Judging by CDPR's already WELL ACCEPTED, and PROVEN track record to date, I'm way more optimistic than any kind of pessimistic.
If this was some other developer, considering the plague of anti-consumer decisions made by other developers in the last few years, like Bethesda marketing a certain game with "online elements", for it to actually be an online ONLY dumpster fire of some of the worst decisions that've ever been made, I'd have reservations.
CDPR, however, isn't any of THOSE developers.
About the only "big" problem I had with The Witcher 3 was the annoyance of items having level requirements to even use, but, even there, a simple mod fixed that ... and, were I a picky sort that wanted to change the look of the game, there's plenty of mods available that do that too. I expect we'll likely have similar, at least on the level of The Witcher 3, if not better modding support ... eventually. It'd be a little silly not to these days.
Aside from that, I don't see CDPR doing anything foolish. Day after day we've plenty example of developers in the news trying to sell polished turds, getting huge backlash from the community, coming out with statements about how they're going to "fix it", and then, only digging themselves even deeper into the sewer by making things even worse.

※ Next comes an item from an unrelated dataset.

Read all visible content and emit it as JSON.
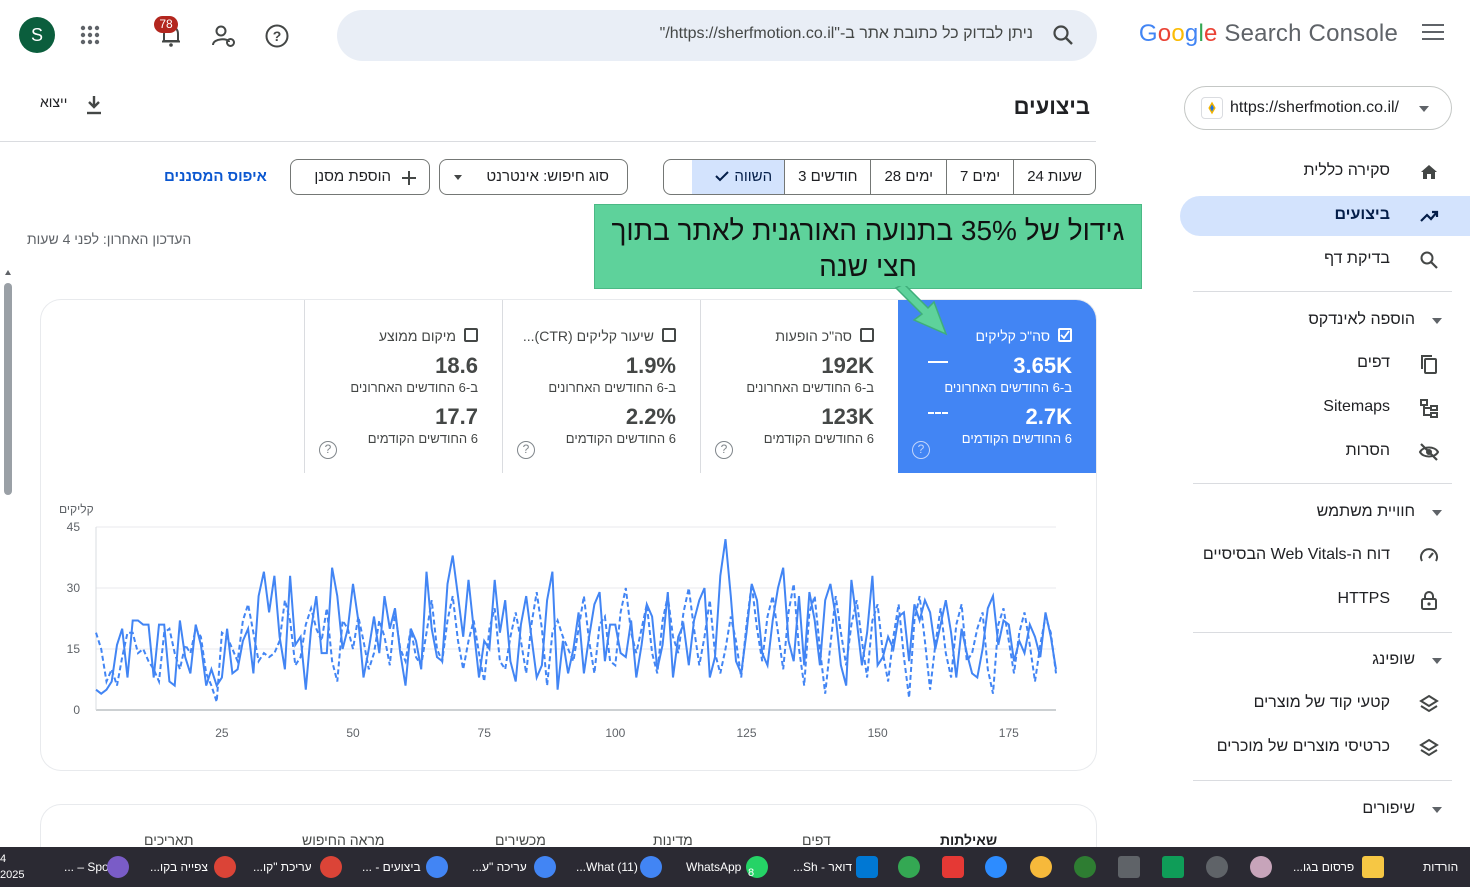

Those examples set a loud and clear precedent of lessons to be learned by watching others learn those lessons the hard way, and so far, press coming out of CDPR has yet to disappoint, or trigger any red flags.
I'm not going to get my panties in a twist over something I haven't seen yet.
Sure, we all have certain concerns, but, E3 2019 is only like, what, how many days away?
I'm not going to get all Princess and the Pea over minor details either, and especially details and things that can likely get got customized with mods, but, even without mods, there's very little concern around this campfire.